2020 residency: context


Francis Mallmann is a lover of life, a man that likes to share. At this time, off-season for tourists, a kitchen set up in the studio provided him the opportunity to cook meals on the wood-burning stove while I modeled clay, and we spent many unforgettable moments with his entire team. There was a lot of laughing with Francis, Adrian, Beatriz, Nicole, Walter, Muneca, Adriana, and all the friendly people I met in Garzon.

All the pieces were in place for me to create intertwined, loving, bewildered, soft nudes on beds of grey cloud to brighten the indoor skies of Francis Mallmann.

I was hosted with generosity and care. A wonderful experience.

“Every day, Francis Mallmann comes and adds something to the studio, which is becoming a home, with a bed, kitchen, fridge, shelves and materials.
On all sides of the enormous table, two different worlds come together.”

Excerpt from the journal of Marie Ducaté

2020 residency: Francis Mallmann in the studio kitchen


While the big pieces were drying, I had the time to create five small chandeliers, vases, and numerous other pieces, as well as a large chandelier.

I was also able to pass my knowledge on to Nicole Tuvi, Francis Mallmann’s assistant, who I trained in making glazed earthenware, such that she could keep on working in my absence.

A workshop I ran for children introduced them to clay modeling.

2020 residency: works


This residency provided me with the opportunity to explore the countryside on long bike rides, and to delight in the discovery of birds and flowers.

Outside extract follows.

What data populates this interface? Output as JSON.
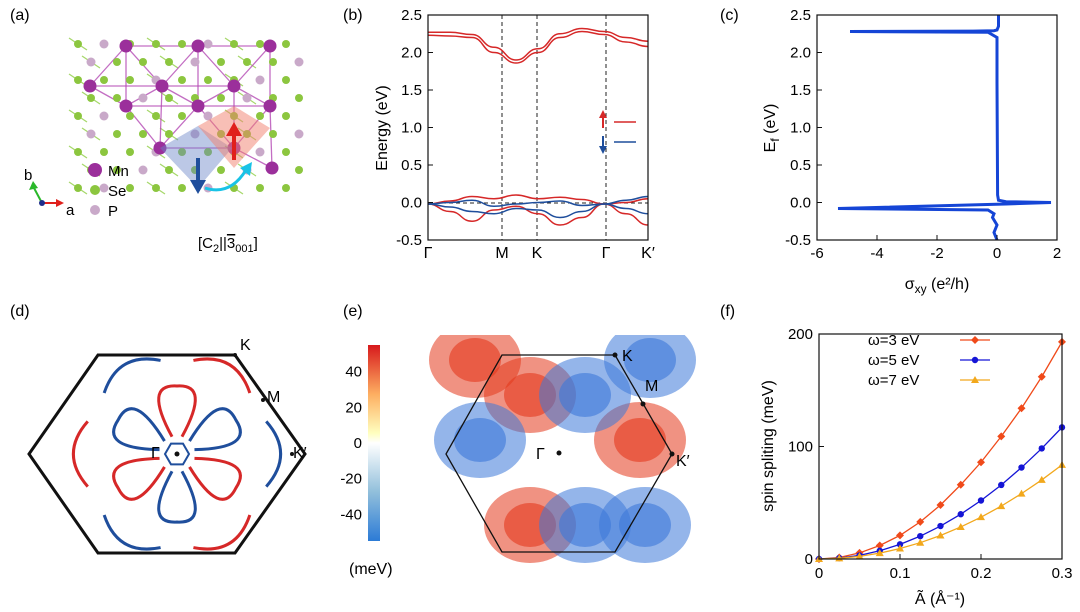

“Garzon is a small town dear to my heart. Each evening, after work, I rode its paths on my bicycle, taking in the immense meadows marked by eucalyptus, acacia, ombu and ceibo and other trees, and the ponds to which thousands of birds arrive each morning and evening. Town residents working for Francis Mallmann came to see me at my studio and taught me the names of the birds and flowers. The studio and the house are in a garden of eucalyptus, coronilla and a number of other trees inhabited by insects and birds.”